Localizar o que armazenar em cache
Os destinos de cache mais eficazes são as consultas que seu aplicativo executa com mais frequência em relação aos dados que são menos alterados. Em vez de adivinhar quais consultas se encaixam nessa descrição, compare as exibições históricas e atuais na telemetria de consulta que Banco de Dados do Azure para PostgreSQL podem coletar quando você habilita os recursos relevantes:
- Repositório de Consultas armazena as estatísticas de execução de consultas para análise histórica. Use contagens de chamadas e tempo de execução total e médio para localizar consultas que dominam consistentemente a carga do banco de dados em períodos mais longos. Consulte o desempenho do Monitor com Repositório de Consultas.
- Query Performance Insight visualiza os dados do Repositório de Consultas no portal do Azure para que você possa identificar consultas frequentes e que consomem muitos recursos e comparar o comportamento delas ao longo do tempo. Consulte a Análise de Desempenho de Consultas.
-
pg_stat_statementsdisponibiliza estatísticas cumulativas de cada instrução no banco de dados, oferecendo uma visão direta da janela de observação atual. Suas estatísticas podem ser redefinidas, portanto, use Repositório de Consultas quando precisar de histórico retido entre janelas de observação.
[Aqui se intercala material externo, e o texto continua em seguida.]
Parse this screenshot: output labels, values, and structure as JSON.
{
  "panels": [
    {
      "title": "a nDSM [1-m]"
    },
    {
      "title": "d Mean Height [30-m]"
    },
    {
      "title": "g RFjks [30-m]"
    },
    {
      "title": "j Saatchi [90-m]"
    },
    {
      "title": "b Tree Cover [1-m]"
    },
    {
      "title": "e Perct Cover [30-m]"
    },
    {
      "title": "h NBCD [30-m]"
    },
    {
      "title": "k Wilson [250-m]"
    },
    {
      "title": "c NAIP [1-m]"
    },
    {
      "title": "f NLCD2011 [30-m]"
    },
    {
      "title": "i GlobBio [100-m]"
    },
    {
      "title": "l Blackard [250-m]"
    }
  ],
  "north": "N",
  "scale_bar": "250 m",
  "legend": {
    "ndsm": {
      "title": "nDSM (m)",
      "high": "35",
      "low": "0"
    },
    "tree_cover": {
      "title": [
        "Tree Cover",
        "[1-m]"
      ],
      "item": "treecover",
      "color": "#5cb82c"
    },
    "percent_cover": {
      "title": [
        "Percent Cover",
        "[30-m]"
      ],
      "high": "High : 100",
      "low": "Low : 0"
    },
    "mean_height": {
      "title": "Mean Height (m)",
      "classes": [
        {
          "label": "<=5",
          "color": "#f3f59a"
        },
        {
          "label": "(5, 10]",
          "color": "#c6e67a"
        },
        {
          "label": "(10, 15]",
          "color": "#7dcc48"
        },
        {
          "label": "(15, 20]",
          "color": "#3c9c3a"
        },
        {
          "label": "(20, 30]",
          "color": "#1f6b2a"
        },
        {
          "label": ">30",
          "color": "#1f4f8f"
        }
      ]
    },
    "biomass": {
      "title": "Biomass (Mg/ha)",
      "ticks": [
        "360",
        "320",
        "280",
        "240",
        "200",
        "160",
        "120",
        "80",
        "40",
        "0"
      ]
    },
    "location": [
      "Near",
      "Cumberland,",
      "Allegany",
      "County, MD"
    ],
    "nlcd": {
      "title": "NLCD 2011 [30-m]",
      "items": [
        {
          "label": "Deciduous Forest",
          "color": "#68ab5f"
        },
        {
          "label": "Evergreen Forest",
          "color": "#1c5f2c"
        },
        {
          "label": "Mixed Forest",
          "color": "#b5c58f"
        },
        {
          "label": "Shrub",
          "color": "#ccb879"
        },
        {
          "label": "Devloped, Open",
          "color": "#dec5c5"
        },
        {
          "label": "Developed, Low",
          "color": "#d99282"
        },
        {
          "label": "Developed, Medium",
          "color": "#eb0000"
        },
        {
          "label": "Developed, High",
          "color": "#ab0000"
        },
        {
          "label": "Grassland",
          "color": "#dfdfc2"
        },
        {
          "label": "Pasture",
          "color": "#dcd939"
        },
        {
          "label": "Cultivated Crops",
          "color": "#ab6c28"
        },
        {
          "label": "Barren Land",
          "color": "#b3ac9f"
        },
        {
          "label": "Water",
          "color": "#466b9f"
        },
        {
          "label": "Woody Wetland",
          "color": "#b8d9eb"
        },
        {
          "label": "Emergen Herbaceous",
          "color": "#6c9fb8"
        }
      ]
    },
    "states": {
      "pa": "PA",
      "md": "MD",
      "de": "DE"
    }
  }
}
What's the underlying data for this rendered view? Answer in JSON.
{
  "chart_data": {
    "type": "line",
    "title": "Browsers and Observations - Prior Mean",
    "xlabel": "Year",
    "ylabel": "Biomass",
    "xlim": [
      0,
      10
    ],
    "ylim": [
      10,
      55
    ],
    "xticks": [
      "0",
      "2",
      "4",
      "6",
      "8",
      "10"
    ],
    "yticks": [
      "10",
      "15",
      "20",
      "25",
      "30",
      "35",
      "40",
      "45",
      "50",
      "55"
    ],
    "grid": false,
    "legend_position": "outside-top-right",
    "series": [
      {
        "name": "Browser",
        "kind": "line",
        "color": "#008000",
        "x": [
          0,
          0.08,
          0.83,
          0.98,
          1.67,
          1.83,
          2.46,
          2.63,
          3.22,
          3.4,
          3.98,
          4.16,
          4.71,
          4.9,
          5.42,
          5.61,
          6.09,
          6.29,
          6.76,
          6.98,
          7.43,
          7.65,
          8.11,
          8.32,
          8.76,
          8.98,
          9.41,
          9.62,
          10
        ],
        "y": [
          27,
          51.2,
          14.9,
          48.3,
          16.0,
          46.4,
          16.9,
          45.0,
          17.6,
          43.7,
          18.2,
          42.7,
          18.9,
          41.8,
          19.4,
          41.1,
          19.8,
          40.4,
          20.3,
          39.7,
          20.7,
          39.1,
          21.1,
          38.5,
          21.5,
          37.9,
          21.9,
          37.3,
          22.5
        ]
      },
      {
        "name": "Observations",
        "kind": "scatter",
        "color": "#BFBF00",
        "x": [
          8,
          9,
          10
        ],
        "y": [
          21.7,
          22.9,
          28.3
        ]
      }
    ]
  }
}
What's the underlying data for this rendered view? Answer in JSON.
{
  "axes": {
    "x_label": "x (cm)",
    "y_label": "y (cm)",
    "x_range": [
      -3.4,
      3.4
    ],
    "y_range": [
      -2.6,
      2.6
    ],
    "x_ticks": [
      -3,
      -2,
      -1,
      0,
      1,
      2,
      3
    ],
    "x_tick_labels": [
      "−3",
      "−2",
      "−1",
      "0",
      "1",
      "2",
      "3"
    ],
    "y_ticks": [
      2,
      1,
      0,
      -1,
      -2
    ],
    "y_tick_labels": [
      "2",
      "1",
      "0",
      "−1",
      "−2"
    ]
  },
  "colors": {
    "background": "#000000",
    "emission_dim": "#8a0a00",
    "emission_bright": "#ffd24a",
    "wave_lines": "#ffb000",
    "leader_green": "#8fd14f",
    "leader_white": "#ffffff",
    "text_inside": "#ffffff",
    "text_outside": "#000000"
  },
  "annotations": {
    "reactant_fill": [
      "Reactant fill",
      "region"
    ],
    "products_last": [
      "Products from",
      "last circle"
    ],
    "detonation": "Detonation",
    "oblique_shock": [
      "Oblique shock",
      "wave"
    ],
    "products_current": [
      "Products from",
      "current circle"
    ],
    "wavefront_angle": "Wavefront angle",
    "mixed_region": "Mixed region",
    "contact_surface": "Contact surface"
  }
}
Use as duas visualizações antes de escolher um candidato para cache. Um pico de curto prazo pode não representar o comportamento normal da carga de trabalho, enquanto uma média histórica pode ocultar uma regressão atual. Priorize consultas frequentes, caras e estáveis, o que significa alta contagem de chamadas, alto tempo total de execução e resultados que não são alterados em cada solicitação. Essas consultas proporcionam a maior taxa de acertos no cache e a maior redução na carga do banco de dados. Uma consulta que é executada constantemente, mas retorna as mesmas linhas por minutos, como uma listagem de produtos, uma árvore de categoria ou uma tabela de preços, é um candidato ideal.